A Agência Nacional de Aviação Civil (Anac) suspendeu, a partir desta terça-feira (11), todos os voos da Voepass, formada pela Passaredo Transportes Aéreos e Map Linhas Aéreas. A decisão foi tomada por “incapacidade da empresa em solucionar irregularidades” e manter padrões mínimos de segurança.
Segundo a Anac, a empresa descumpriu condições previamente estabelecidas para continuar operando, evidenciando falhas graves. A agência destacou que a Voepass não apenas não corrigiu os problemas apontados em auditorias, mas também reincidiu nas irregularidades que, anteriormente, havia declarado sanadas.

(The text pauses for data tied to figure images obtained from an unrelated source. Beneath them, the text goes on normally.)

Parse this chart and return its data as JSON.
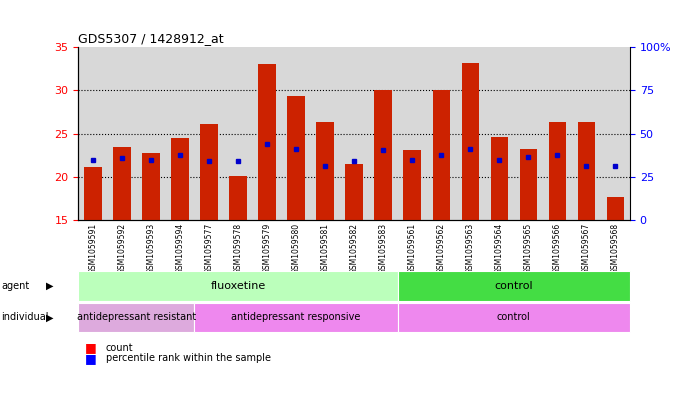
{
  "title": "GDS5307 / 1428912_at",
  "samples": [
    "GSM1059591",
    "GSM1059592",
    "GSM1059593",
    "GSM1059594",
    "GSM1059577",
    "GSM1059578",
    "GSM1059579",
    "GSM1059580",
    "GSM1059581",
    "GSM1059582",
    "GSM1059583",
    "GSM1059561",
    "GSM1059562",
    "GSM1059563",
    "GSM1059564",
    "GSM1059565",
    "GSM1059566",
    "GSM1059567",
    "GSM1059568"
  ],
  "counts": [
    21.1,
    23.4,
    22.8,
    24.5,
    26.1,
    20.1,
    33.1,
    29.4,
    26.3,
    21.5,
    30.0,
    23.1,
    30.0,
    33.2,
    24.6,
    23.2,
    26.3,
    26.4,
    17.7
  ],
  "percentiles": [
    22.0,
    22.2,
    22.0,
    22.5,
    21.8,
    21.8,
    23.8,
    23.2,
    21.2,
    21.8,
    23.1,
    22.0,
    22.5,
    23.2,
    22.0,
    22.3,
    22.5,
    21.2,
    21.2
  ],
  "ymin": 15,
  "ymax": 35,
  "bar_color": "#cc2200",
  "dot_color": "#0000cc",
  "plot_bg": "#d8d8d8",
  "agent_groups": [
    {
      "label": "fluoxetine",
      "start": 0,
      "end": 10,
      "color": "#bbffbb"
    },
    {
      "label": "control",
      "start": 11,
      "end": 18,
      "color": "#44dd44"
    }
  ],
  "individual_groups": [
    {
      "label": "antidepressant resistant",
      "start": 0,
      "end": 3,
      "color": "#ddaadd"
    },
    {
      "label": "antidepressant responsive",
      "start": 4,
      "end": 10,
      "color": "#ee88ee"
    },
    {
      "label": "control",
      "start": 11,
      "end": 18,
      "color": "#ee88ee"
    }
  ],
  "left_yticks": [
    15,
    20,
    25,
    30,
    35
  ],
  "right_tick_positions": [
    15,
    20,
    25,
    30,
    35
  ],
  "right_tick_labels": [
    "0",
    "25",
    "50",
    "75",
    "100%"
  ],
  "grid_lines": [
    20,
    25,
    30
  ]
}
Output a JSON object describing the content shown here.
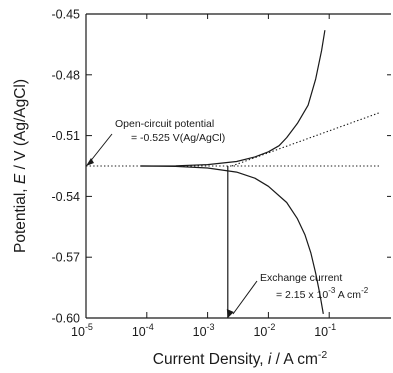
{
  "chart_data": {
    "type": "line",
    "x_scale": "log",
    "xlim": [
      1e-05,
      1.0
    ],
    "ylim": [
      -0.6,
      -0.45
    ],
    "x_ticks": [
      {
        "value": 1e-05,
        "base": "10",
        "exp": "-5"
      },
      {
        "value": 0.0001,
        "base": "10",
        "exp": "-4"
      },
      {
        "value": 0.001,
        "base": "10",
        "exp": "-3"
      },
      {
        "value": 0.01,
        "base": "10",
        "exp": "-2"
      },
      {
        "value": 0.1,
        "base": "10",
        "exp": "-1"
      }
    ],
    "y_ticks": [
      {
        "value": -0.45,
        "label": "-0.45"
      },
      {
        "value": -0.48,
        "label": "-0.48"
      },
      {
        "value": -0.51,
        "label": "-0.51"
      },
      {
        "value": -0.54,
        "label": "-0.54"
      },
      {
        "value": -0.57,
        "label": "-0.57"
      },
      {
        "value": -0.6,
        "label": "-0.60"
      }
    ],
    "xlabel": {
      "prefix": "Current Density, ",
      "var": "i",
      "unit": " / A cm",
      "unit_exp": "-2"
    },
    "ylabel": {
      "prefix": "Potential, ",
      "var": "E",
      "unit": " / V (Ag/AgCl)"
    },
    "grid": false,
    "series": [
      {
        "style": "solid",
        "points": [
          [
            8e-05,
            -0.525
          ],
          [
            0.0003,
            -0.5249
          ],
          [
            0.001,
            -0.5243
          ],
          [
            0.003,
            -0.5228
          ],
          [
            0.006,
            -0.5205
          ],
          [
            0.01,
            -0.518
          ],
          [
            0.015,
            -0.515
          ],
          [
            0.02,
            -0.511
          ],
          [
            0.03,
            -0.504
          ],
          [
            0.045,
            -0.495
          ],
          [
            0.06,
            -0.482
          ],
          [
            0.075,
            -0.468
          ],
          [
            0.085,
            -0.458
          ]
        ]
      },
      {
        "style": "solid",
        "points": [
          [
            8e-05,
            -0.525
          ],
          [
            0.0003,
            -0.5252
          ],
          [
            0.001,
            -0.526
          ],
          [
            0.003,
            -0.528
          ],
          [
            0.006,
            -0.531
          ],
          [
            0.01,
            -0.535
          ],
          [
            0.02,
            -0.543
          ],
          [
            0.03,
            -0.551
          ],
          [
            0.04,
            -0.559
          ],
          [
            0.05,
            -0.568
          ],
          [
            0.06,
            -0.578
          ],
          [
            0.07,
            -0.588
          ],
          [
            0.08,
            -0.598
          ]
        ]
      },
      {
        "style": "dotted",
        "points": [
          [
            1e-05,
            -0.525
          ],
          [
            0.7,
            -0.525
          ]
        ]
      },
      {
        "style": "dotted",
        "points": [
          [
            0.0025,
            -0.525
          ],
          [
            0.7,
            -0.4985
          ]
        ]
      },
      {
        "style": "solid",
        "points": [
          [
            0.00215,
            -0.525
          ],
          [
            0.00215,
            -0.6
          ]
        ]
      }
    ],
    "annotations": [
      {
        "id": "ocp",
        "line1": "Open-circuit potential",
        "line2": "= -0.525 V(Ag/AgCl)",
        "target": [
          1e-05,
          -0.525
        ]
      },
      {
        "id": "exchange",
        "line1": "Exchange current",
        "line2_prefix": "= 2.15 x 10",
        "line2_exp": "-3",
        "line2_suffix": " A cm",
        "line2_exp2": "-2",
        "target": [
          0.00215,
          -0.6
        ]
      }
    ]
  }
}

A crise na Voepass ganhou força após o acidente aéreo de 9 de agosto de 2024, em Vinhedo (SP), que levou à implantação de uma operação assistida de fiscalização da Anac nas bases da companhia. Em outubro de 2024, a agência impôs medidas como redução da malha aérea, aumento do tempo de solo das aeronaves e substituição de administradores. No entanto, as auditorias realizadas até fevereiro de 2025 revelaram que o sistema de gestão da empresa havia se degradado ainda mais, comprometendo a segurança operacional.
“Houve quebra de confiança nos processos internos da empresa. O sistema da Voepass perdeu a capacidade de identificar e corrigir riscos na operação aérea”, informou a Anac. Diante disso, a suspensão foi decretada.
A agência recomenda que passageiros prejudicados procurem a Voepass ou as agências de viagem responsáveis pela venda dos bilhetes para reembolso ou reacomodação em outras companhias. Atualmente, a empresa opera com seis aeronaves em 15 localidades comerciais e dois contratos de fretamento.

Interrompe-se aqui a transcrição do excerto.